I hope this is the start of many stories. You care in writing shone through.
Really enjoyed this work. I’m not usually one for the longer stories here but the writing held my attention and story was good. I sincerely hope you write another instalment
I thoroughly enjoyed reading this, thank you.
Top of Page 3 ... I laughed out loud, a funny scene and well scribed.
Great writing and development. Nice blocking. Could use some more proof reading. Thanks
Really enjoyed your story. We had a boy no girl, so I never experienced all the girl friends at home. Wish I had now, but at least I got to live it through your great story. You should have it made into a movie! Lots of great description and build up and lots of fun and cleverness.

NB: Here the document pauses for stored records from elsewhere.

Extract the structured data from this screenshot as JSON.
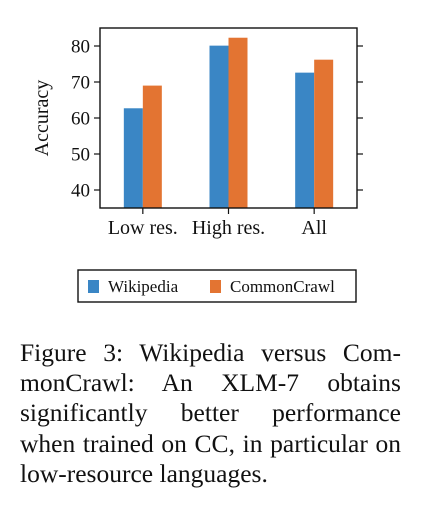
{
  "chart_data": {
    "type": "bar",
    "categories": [
      "Low res.",
      "High res.",
      "All"
    ],
    "series": [
      {
        "name": "Wikipedia",
        "values": [
          62.7,
          80.1,
          72.6
        ],
        "color": "#3a86c5"
      },
      {
        "name": "CommonCrawl",
        "values": [
          69.0,
          82.3,
          76.2
        ],
        "color": "#e37432"
      }
    ],
    "ylabel": "Accuracy",
    "xlabel": "",
    "ylim": [
      35,
      85
    ],
    "yticks": [
      40,
      50,
      60,
      70,
      80
    ],
    "grid": false,
    "legend_position": "bottom"
  },
  "caption": {
    "text": "Figure 3: Wikipedia versus Com­monCrawl: An XLM-7 obtains significantly better performance when trained on CC, in particular on low-resource languages."
  }
}
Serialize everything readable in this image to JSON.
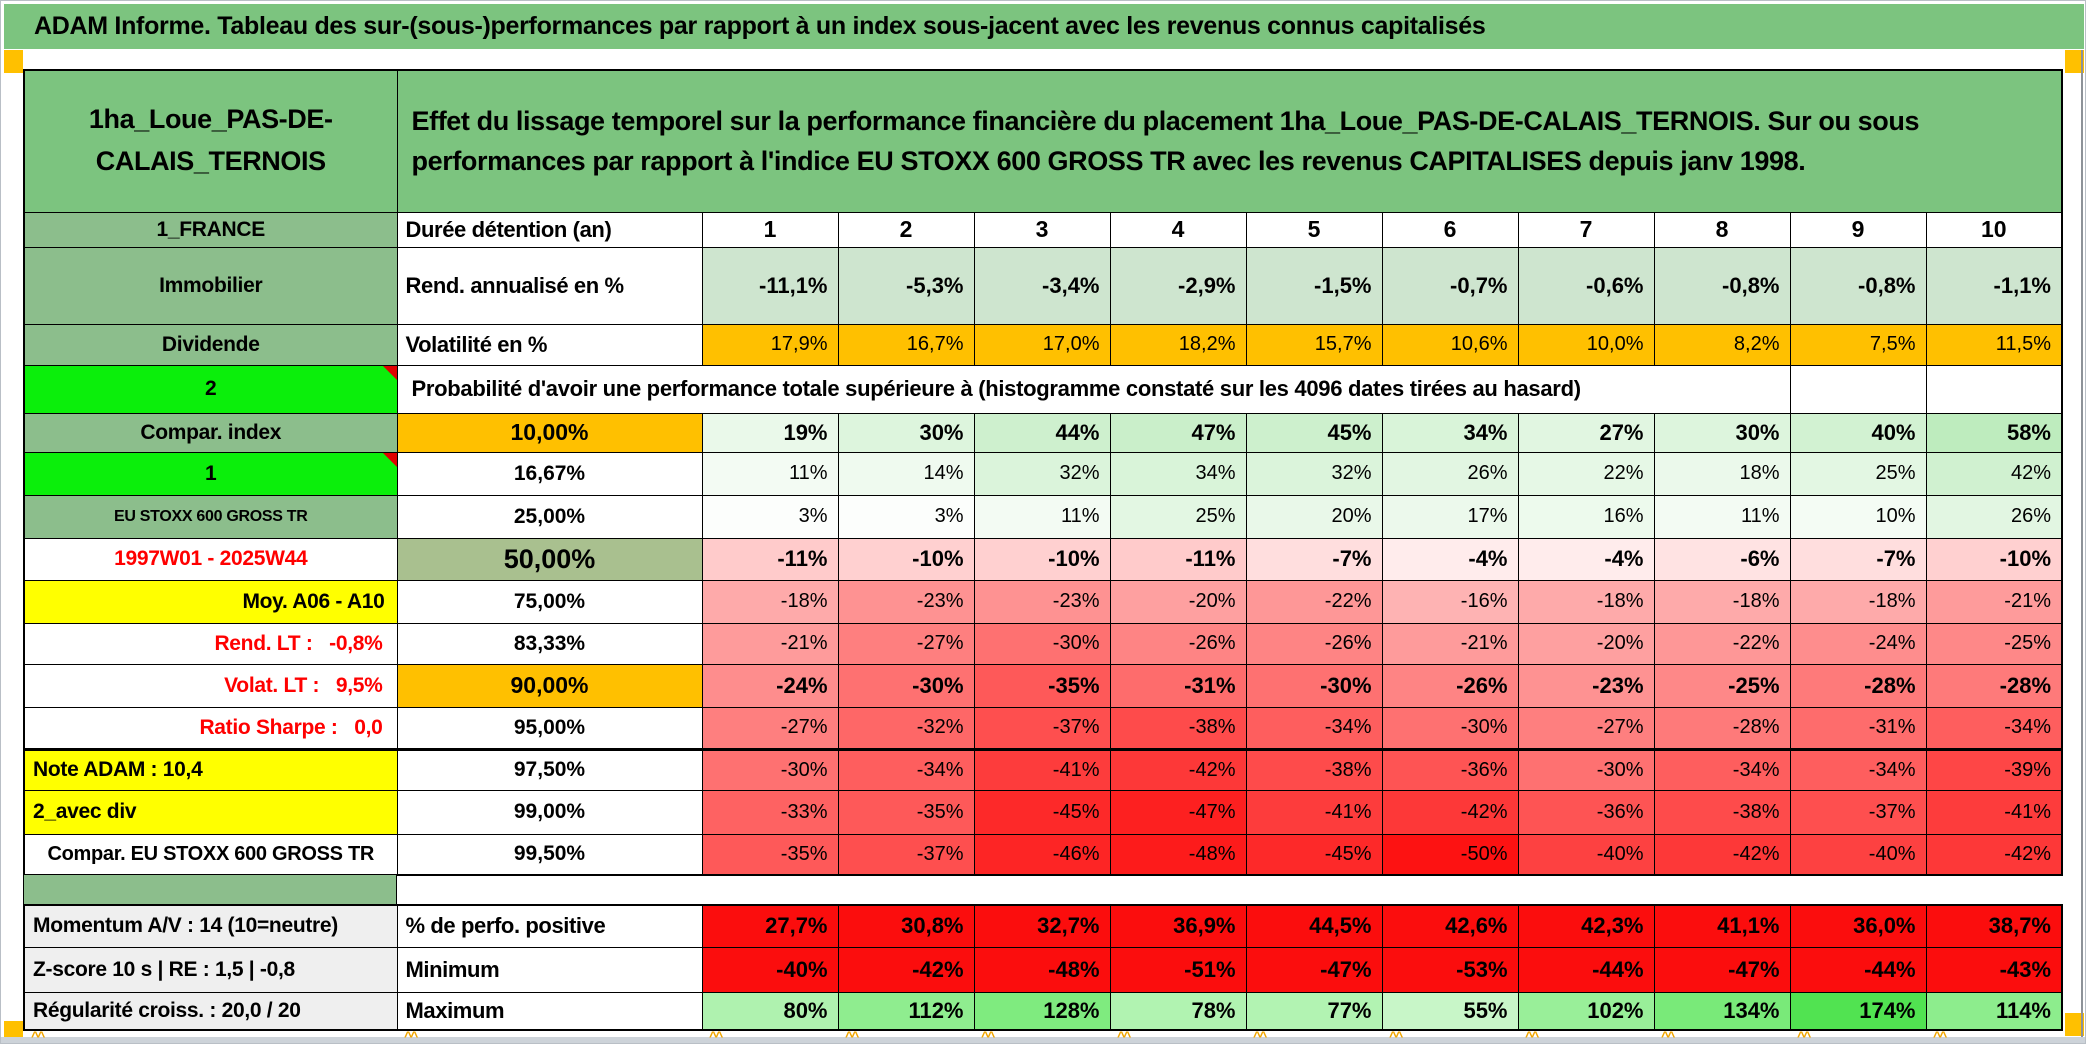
{
  "title_bar": "ADAM Informe. Tableau des sur-(sous-)performances par rapport à un index sous-jacent avec les revenus connus capitalisés",
  "header": {
    "asset_name": "1ha_Loue_PAS-DE-CALAIS_TERNOIS",
    "description": "Effet du lissage temporel sur la performance financière du placement 1ha_Loue_PAS-DE-CALAIS_TERNOIS. Sur ou sous performances par rapport à l'indice EU STOXX 600 GROSS TR avec les revenus CAPITALISES depuis janv 1998."
  },
  "columns": [
    "1",
    "2",
    "3",
    "4",
    "5",
    "6",
    "7",
    "8",
    "9",
    "10"
  ],
  "info_rows": [
    {
      "label": "1_FRANCE",
      "metric": "Durée détention (an)",
      "style": "cols"
    },
    {
      "label": "Immobilier",
      "metric": "Rend. annualisé en %",
      "style": "annual",
      "values": [
        "-11,1%",
        "-5,3%",
        "-3,4%",
        "-2,9%",
        "-1,5%",
        "-0,7%",
        "-0,6%",
        "-0,8%",
        "-0,8%",
        "-1,1%"
      ]
    },
    {
      "label": "Dividende",
      "metric": "Volatilité en %",
      "style": "vol",
      "values": [
        "17,9%",
        "16,7%",
        "17,0%",
        "18,2%",
        "15,7%",
        "10,6%",
        "10,0%",
        "8,2%",
        "7,5%",
        "11,5%"
      ]
    }
  ],
  "banner": {
    "label": "2",
    "text": "Probabilité d'avoir une performance totale supérieure à (histogramme constaté sur les 4096 dates tirées au hasard)"
  },
  "probability_rows": [
    {
      "label": "Compar. index",
      "label_style": "green",
      "threshold": "10,00%",
      "threshold_style": "orange",
      "emph": true,
      "values": [
        "19%",
        "30%",
        "44%",
        "47%",
        "45%",
        "34%",
        "27%",
        "30%",
        "40%",
        "58%"
      ]
    },
    {
      "label": "1",
      "label_style": "bright",
      "threshold": "16,67%",
      "threshold_style": "plain",
      "values": [
        "11%",
        "14%",
        "32%",
        "34%",
        "32%",
        "26%",
        "22%",
        "18%",
        "25%",
        "42%"
      ]
    },
    {
      "label": "EU STOXX 600 GROSS TR",
      "label_style": "green small",
      "threshold": "25,00%",
      "threshold_style": "plain",
      "values": [
        "3%",
        "3%",
        "11%",
        "25%",
        "20%",
        "17%",
        "16%",
        "11%",
        "10%",
        "26%"
      ]
    },
    {
      "label": "1997W01 - 2025W44",
      "label_style": "red-center",
      "threshold": "50,00%",
      "threshold_style": "sage",
      "emph": true,
      "values": [
        "-11%",
        "-10%",
        "-10%",
        "-11%",
        "-7%",
        "-4%",
        "-4%",
        "-6%",
        "-7%",
        "-10%"
      ]
    },
    {
      "label": "Moy. A06 - A10",
      "label_style": "yellow-right",
      "threshold": "75,00%",
      "threshold_style": "plain",
      "values": [
        "-18%",
        "-23%",
        "-23%",
        "-20%",
        "-22%",
        "-16%",
        "-18%",
        "-18%",
        "-18%",
        "-21%"
      ]
    },
    {
      "label": "Rend. LT :   -0,8%",
      "label_style": "red-right",
      "threshold": "83,33%",
      "threshold_style": "plain",
      "values": [
        "-21%",
        "-27%",
        "-30%",
        "-26%",
        "-26%",
        "-21%",
        "-20%",
        "-22%",
        "-24%",
        "-25%"
      ]
    },
    {
      "label": "Volat. LT :   9,5%",
      "label_style": "red-right",
      "threshold": "90,00%",
      "threshold_style": "orange",
      "emph": true,
      "values": [
        "-24%",
        "-30%",
        "-35%",
        "-31%",
        "-30%",
        "-26%",
        "-23%",
        "-25%",
        "-28%",
        "-28%"
      ]
    },
    {
      "label": "Ratio Sharpe :   0,0",
      "label_style": "red-right",
      "threshold": "95,00%",
      "threshold_style": "plain",
      "thick_bottom": true,
      "values": [
        "-27%",
        "-32%",
        "-37%",
        "-38%",
        "-34%",
        "-30%",
        "-27%",
        "-28%",
        "-31%",
        "-34%"
      ]
    },
    {
      "label": "Note ADAM : 10,4",
      "label_style": "yellow-left",
      "threshold": "97,50%",
      "threshold_style": "plain",
      "values": [
        "-30%",
        "-34%",
        "-41%",
        "-42%",
        "-38%",
        "-36%",
        "-30%",
        "-34%",
        "-34%",
        "-39%"
      ]
    },
    {
      "label": "2_avec div",
      "label_style": "yellow-left",
      "threshold": "99,00%",
      "threshold_style": "plain",
      "values": [
        "-33%",
        "-35%",
        "-45%",
        "-47%",
        "-41%",
        "-42%",
        "-36%",
        "-38%",
        "-37%",
        "-41%"
      ]
    },
    {
      "label": "Compar. EU STOXX 600 GROSS TR",
      "label_style": "white-center",
      "threshold": "99,50%",
      "threshold_style": "plain",
      "values": [
        "-35%",
        "-37%",
        "-46%",
        "-48%",
        "-45%",
        "-50%",
        "-40%",
        "-42%",
        "-40%",
        "-42%"
      ]
    }
  ],
  "summary_rows": [
    {
      "label": "Momentum A/V : 14 (10=neutre)",
      "metric": "% de perfo. positive",
      "mode": "red",
      "values": [
        "27,7%",
        "30,8%",
        "32,7%",
        "36,9%",
        "44,5%",
        "42,6%",
        "42,3%",
        "41,1%",
        "36,0%",
        "38,7%"
      ]
    },
    {
      "label": "Z-score 10 s | RE : 1,5 | -0,8",
      "metric": "Minimum",
      "mode": "red",
      "values": [
        "-40%",
        "-42%",
        "-48%",
        "-51%",
        "-47%",
        "-53%",
        "-44%",
        "-47%",
        "-44%",
        "-43%"
      ]
    },
    {
      "label": "Régularité croiss. : 20,0 / 20",
      "metric": "Maximum",
      "mode": "green",
      "values": [
        "80%",
        "112%",
        "128%",
        "78%",
        "77%",
        "55%",
        "102%",
        "134%",
        "174%",
        "114%"
      ]
    }
  ],
  "decorations": {
    "overflow_glyph": "^^"
  },
  "colors": {
    "title_green": "#7cc47f",
    "label_green": "#8cbe8c",
    "bright_green": "#0bef0b",
    "orange": "#ffc000",
    "yellow": "#ffff00",
    "sage": "#a9c08f",
    "info_green": "#cee5cf",
    "summary_red": "#fb0d0d",
    "red_text": "#ff0000",
    "gray_label": "#efefef"
  }
}
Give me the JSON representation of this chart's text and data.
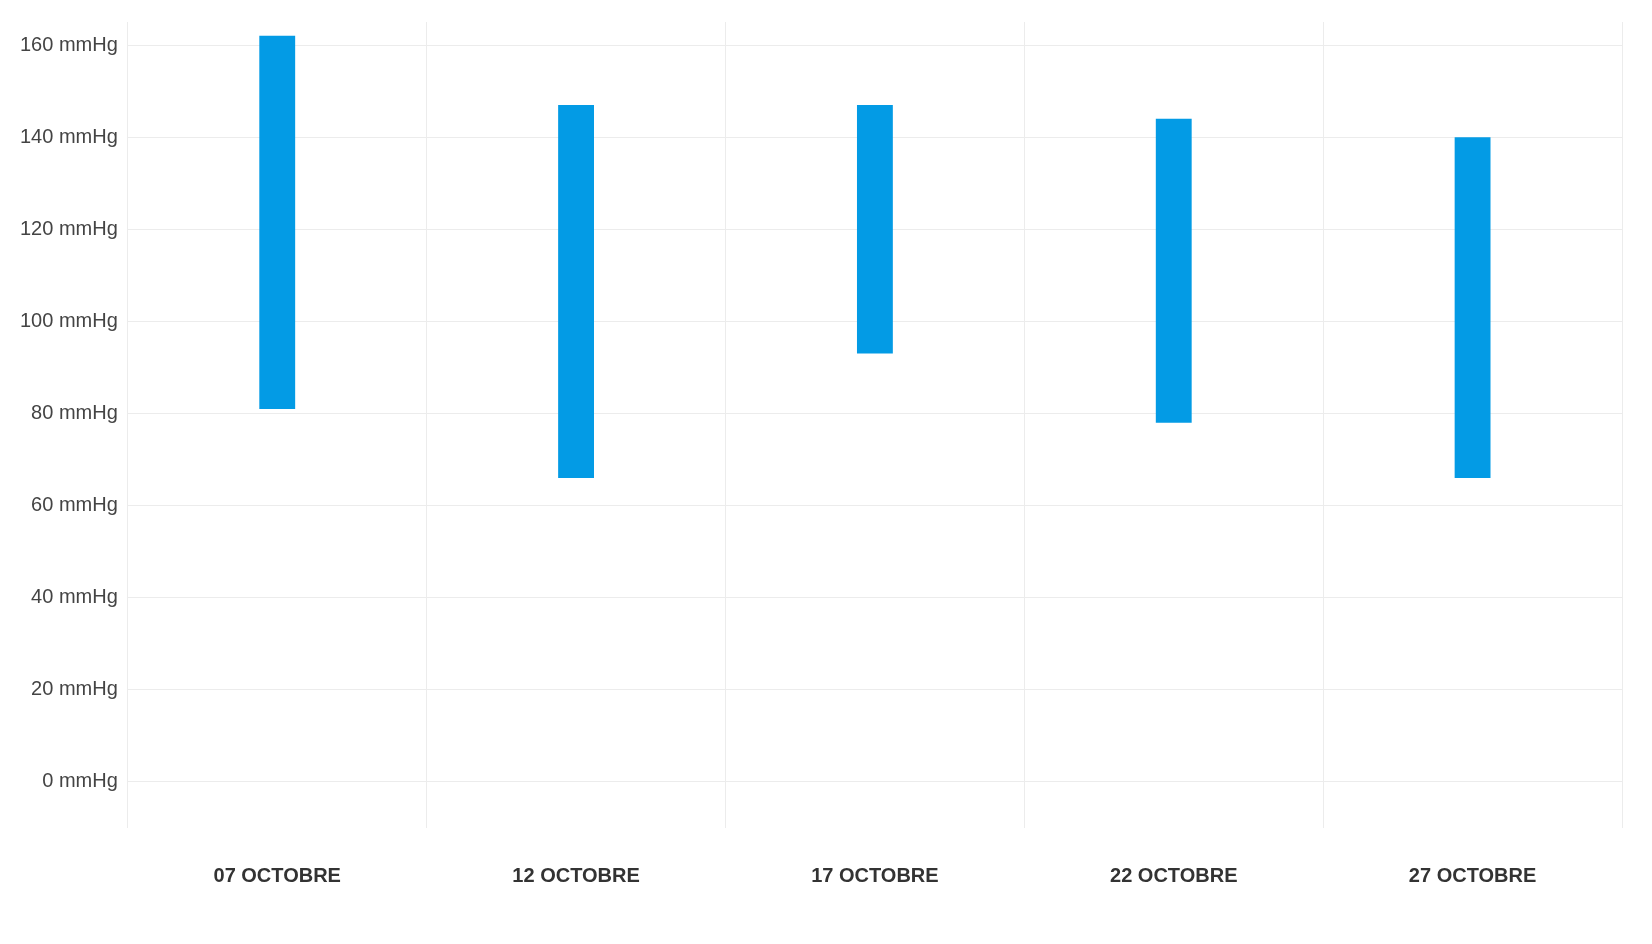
{
  "chart_data": {
    "type": "bar",
    "categories": [
      "07 OCTOBRE",
      "12 OCTOBRE",
      "17 OCTOBRE",
      "22 OCTOBRE",
      "27 OCTOBRE"
    ],
    "base": [
      81,
      66,
      93,
      78,
      66
    ],
    "values": [
      81,
      81,
      54,
      66,
      74
    ],
    "color": "#039be5",
    "ylim": [
      -10,
      165
    ],
    "yticks": [
      {
        "value": 0,
        "label": "0 mmHg"
      },
      {
        "value": 20,
        "label": "20 mmHg"
      },
      {
        "value": 40,
        "label": "40 mmHg"
      },
      {
        "value": 60,
        "label": "60 mmHg"
      },
      {
        "value": 80,
        "label": "80 mmHg"
      },
      {
        "value": 100,
        "label": "100 mmHg"
      },
      {
        "value": 120,
        "label": "120 mmHg"
      },
      {
        "value": 140,
        "label": "140 mmHg"
      },
      {
        "value": 160,
        "label": "160 mmHg"
      }
    ],
    "grid": true
  }
}
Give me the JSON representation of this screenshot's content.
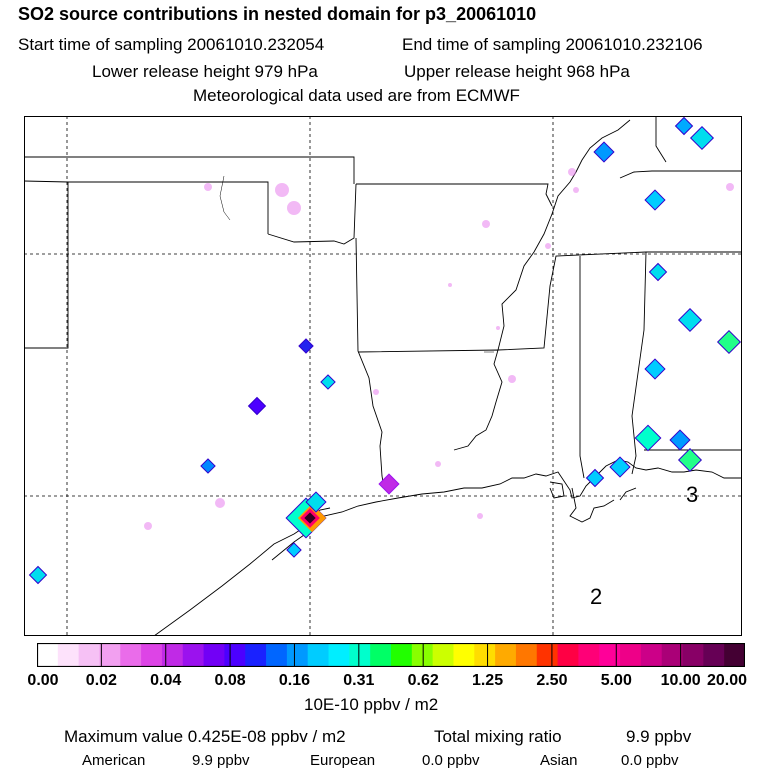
{
  "header": {
    "title": "SO2 source contributions in nested domain for p3_20061010",
    "start_time": "Start time of sampling 20061010.232054",
    "end_time": "End time of sampling 20061010.232106",
    "lower_release": "Lower release height  979 hPa",
    "upper_release": "Upper release height  968 hPa",
    "met_data": "Meteorological data used are from ECMWF"
  },
  "map": {
    "region_labels": [
      "3",
      "2"
    ]
  },
  "colorbar": {
    "tick_labels": [
      "0.00",
      "0.02",
      "0.04",
      "0.08",
      "0.16",
      "0.31",
      "0.62",
      "1.25",
      "2.50",
      "5.00",
      "10.00",
      "20.00"
    ],
    "units": "10E-10 ppbv / m2",
    "colors": [
      "#ffffff",
      "#fde2fb",
      "#f6c1f5",
      "#f2a0f0",
      "#ea6cea",
      "#dd44e6",
      "#c02ae6",
      "#9b12ee",
      "#7200f6",
      "#4c00ff",
      "#1a22ff",
      "#0066ff",
      "#0099ff",
      "#00ccff",
      "#00eeff",
      "#00ffcc",
      "#00ff66",
      "#22ff00",
      "#88ff00",
      "#ccff00",
      "#ffff00",
      "#ffdd00",
      "#ffaa00",
      "#ff7700",
      "#ff3300",
      "#ff0044",
      "#ff0077",
      "#ff0099",
      "#ee0088",
      "#cc0088",
      "#aa0077",
      "#880066",
      "#660055",
      "#440033"
    ]
  },
  "summary": {
    "max_value": "Maximum value  0.425E-08 ppbv / m2",
    "total_label": "Total mixing ratio",
    "total_value": "9.9 ppbv",
    "american_label": "American",
    "american_value": "9.9 ppbv",
    "european_label": "European",
    "european_value": "0.0 ppbv",
    "asian_label": "Asian",
    "asian_value": "0.0 ppbv"
  }
}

Let's see: A dozen young ladies? Or maybe just ten, even discounting Liam's daughter..., so there could easily be another several sequels, each a unique chapter. Without even moving up to their mothers or sisters or the school staff. All athletic and luscious, as in good enough to eat.
What an unexpected delight, being told an actual story that takes its time, detailing thrills, surprises and emotions. Well meaning characters and a positive outcome which all really suit me right now. Thank you, sir!
This was just superb. Great, believable characters, well-paced storytelling, building tension then the just beautifully described sex with Brooke. Bravo sir. You have a gift, please use it... a lot! Can't wait for more.